Syria is a party to the Geneva Protocol of 1925 prohibiting the use of poison gases, but the treaty is relevant to interstate conflict, and does not expressly prohibit their use during civil war. There is another treaty, the Chemical Weapons Convention (CWC) which bars the stockpiling, production and use of chemical weapons; 189 countries have signed the CWC, but Syria, along with Angola, North Korea, Egypt and South Sudan, has not signed it. The prominent Arab holdouts — Egypt and Syria — argue that they have signed the NPT as non-nuclear states, but Israel has not and is believed to possess nuclear weapons. So, they would not sign up to the CWC.

Therefore, from the legal point of view, the U.S. cupboard is bare. It could have, as in the case of 9/11 invoked the doctrine of self-defence as in the case of Afghanistan, but it would be a tough sell to claim that it has been attacked by Syria. Even in Afghanistan, the U.S. did get U.N. authorisation two months after it launched Operation Enduring Freedom in 2001.

For India

As far as India is concerned there are several issues that we need to take into account. Legality is certainly one of them, though we need not get our knickers in a twist over them.

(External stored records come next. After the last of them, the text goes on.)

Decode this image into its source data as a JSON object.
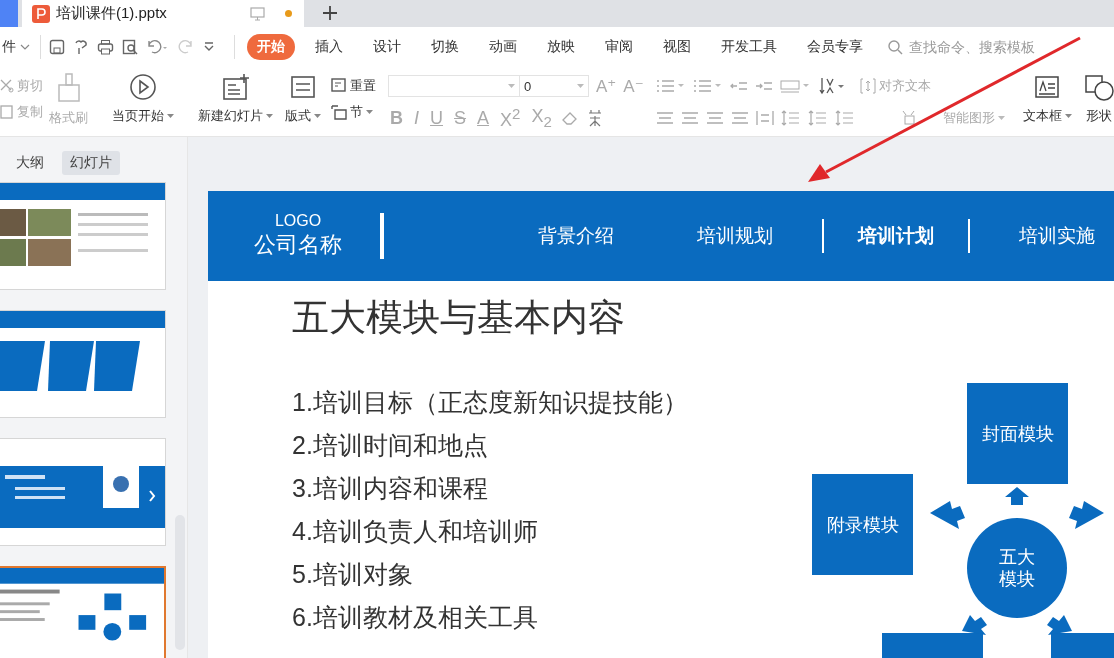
{
  "document_tab": {
    "title": "培训课件(1).pptx",
    "modified": true
  },
  "quick_access": {
    "file_menu": "件"
  },
  "menu_tabs": [
    {
      "label": "开始",
      "selected": true
    },
    {
      "label": "插入",
      "selected": false
    },
    {
      "label": "设计",
      "selected": false
    },
    {
      "label": "切换",
      "selected": false
    },
    {
      "label": "动画",
      "selected": false
    },
    {
      "label": "放映",
      "selected": false
    },
    {
      "label": "审阅",
      "selected": false
    },
    {
      "label": "视图",
      "selected": false
    },
    {
      "label": "开发工具",
      "selected": false
    },
    {
      "label": "会员专享",
      "selected": false
    }
  ],
  "search": {
    "placeholder": "查找命令、搜索模板"
  },
  "ribbon": {
    "cut": {
      "label": "剪切",
      "disabled": true
    },
    "copy": {
      "label": "复制",
      "disabled": true
    },
    "format_painter": {
      "label": "格式刷",
      "disabled": true
    },
    "play_from_current": "当页开始",
    "new_slide": "新建幻灯片",
    "layout": "版式",
    "reset": "重置",
    "section": "节",
    "font_size": "0",
    "font_grow": "A⁺",
    "font_shrink": "A⁻",
    "format_buttons": [
      "B",
      "I",
      "U",
      "S",
      "A",
      "X$^{2}$",
      "X$_{2}$"
    ],
    "align_text": {
      "label": "对齐文本",
      "disabled": true
    },
    "smart_art": {
      "label": "智能图形",
      "disabled": true
    },
    "text_box": "文本框",
    "shapes": "形状"
  },
  "panel": {
    "tabs": [
      {
        "label": "大纲",
        "selected": false
      },
      {
        "label": "幻灯片",
        "selected": true
      }
    ],
    "thumbnails": [
      {
        "kind": "photos",
        "selected": false
      },
      {
        "kind": "chevrons",
        "selected": false
      },
      {
        "kind": "section",
        "selected": false
      },
      {
        "kind": "modules",
        "selected": true
      }
    ]
  },
  "slide": {
    "logo": "LOGO",
    "company": "公司名称",
    "nav": [
      {
        "label": "背景介绍",
        "selected": false
      },
      {
        "label": "培训规划",
        "selected": false
      },
      {
        "label": "培训计划",
        "selected": true
      },
      {
        "label": "培训实施",
        "selected": false
      }
    ],
    "title": "五大模块与基本内容",
    "items": [
      "1.培训目标（正态度新知识提技能）",
      "2.培训时间和地点",
      "3.培训内容和课程",
      "4.培训负责人和培训师",
      "5.培训对象",
      "6.培训教材及相关工具"
    ],
    "diagram": {
      "center_lines": [
        "五大",
        "模块"
      ],
      "modules": [
        {
          "label": "封面模块"
        },
        {
          "label": "附录模块"
        }
      ]
    }
  }
}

When push comes to shove, regional powers like India have shown little inclination to heed the U.N. India has intervened in Bangladesh, Sri Lanka and the Maldives, without U.N. authorisation. On the other hand though, paradoxically, as a weak global actor, it is in India’s interest to emphasise the importance of the U.N. when it comes to the use of military force internationally.

As a global actor it is in our interest to prevent the use of WMD by any party against anyone. But in this case, there seems to be a genuine problem as to whether the issue can be untangled from the geopolitics of the region. Equally important for India are worries that the conflict could spiral out of control and disrupt oil supply lines from the Persian Gulf. This is a serious matter as it could have a devastating impact on our economy which is already reeling from the effects of an economic slowdown.

The one big lesson of every war is that it is easy to start it, but very difficult to predict the course or consequences. But the main lesson from the sorry events in Syria is that the taboo against the use of weapons of mass destruction was breached, and the world community has been found wanting in providing a tough, but legal response to it.

(Manoj Joshi is a distinguished fellow at the Observer Research Foundation, New Delhi.)